Because IUC Torino is committed to cutting edge scholarship that requires time and geographical displacement our full time faculty will be expected to be on teaching duty for two terms a year only (16 weeks). During each teaching term each faculty member is expected to teach 6 hours per week (either one course or two seminars) for a total of 96 hours teaching a year. Visiting faculty is expected to teach the same load for one term only. Special arrangements can be obtained. All salaries are internationally competitive. Clinical Faculty. The clinical programs and the tutorial teaching will be carried on by specially appointed clinical and adjunct faculty, whose duties are individually negotiated. Students Applications, Fees and Financial Aid.
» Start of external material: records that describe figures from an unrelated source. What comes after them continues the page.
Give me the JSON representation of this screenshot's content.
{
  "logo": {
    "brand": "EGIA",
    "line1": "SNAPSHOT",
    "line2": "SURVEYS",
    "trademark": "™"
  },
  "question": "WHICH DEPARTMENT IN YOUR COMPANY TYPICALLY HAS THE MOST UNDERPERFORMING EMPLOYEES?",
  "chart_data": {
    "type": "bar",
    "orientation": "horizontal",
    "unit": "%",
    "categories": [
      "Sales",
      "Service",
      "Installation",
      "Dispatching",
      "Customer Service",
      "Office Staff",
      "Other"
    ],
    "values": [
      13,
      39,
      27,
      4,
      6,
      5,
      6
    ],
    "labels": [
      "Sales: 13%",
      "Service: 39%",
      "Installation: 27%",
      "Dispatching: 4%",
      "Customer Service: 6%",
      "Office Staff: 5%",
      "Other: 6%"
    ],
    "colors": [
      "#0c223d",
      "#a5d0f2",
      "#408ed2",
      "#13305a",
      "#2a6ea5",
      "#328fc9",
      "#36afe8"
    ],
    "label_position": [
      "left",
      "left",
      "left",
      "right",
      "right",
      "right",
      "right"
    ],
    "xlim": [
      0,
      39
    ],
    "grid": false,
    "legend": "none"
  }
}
Our highly innovative curriculum, aiming at both practically and theoretically focused participants, is open to students having completed primary degrees in law, economics, finance, policy, management engineering, or that, in the absence of a formal primary degree, have completed three years of academic education and are deemed having obtained a sufficient number of credits in relevant areas to participate in the program. US students are admitted after completing their college degree majoring in related fields or starting from their 1L. Applicants will have to submit a motivational essay, their grade transcripts and statements for financial aid purposes. To allow the tailoring of our program to the different needs of participants coming from so many intellectual and geographical background, our fees are accounted on a the basis of 3.000 Euros for each term. We realize that this can be an unaffordable amount of money from most participants in the social or geographic periphery. Our policy is that all deserving and motivated students are potential leaders for a better world so that no one seeking a degree at IUCTorino should be left behind for reasons of income. Financial aid will be consequently available for total or partial waive of fees and for
partial or full living scholarships. Non degree students will be able to obtain certificates of attendance with grades. Application conditional upon financial aid is immediately possible.. IUC Torino will help students to locate affordable housing.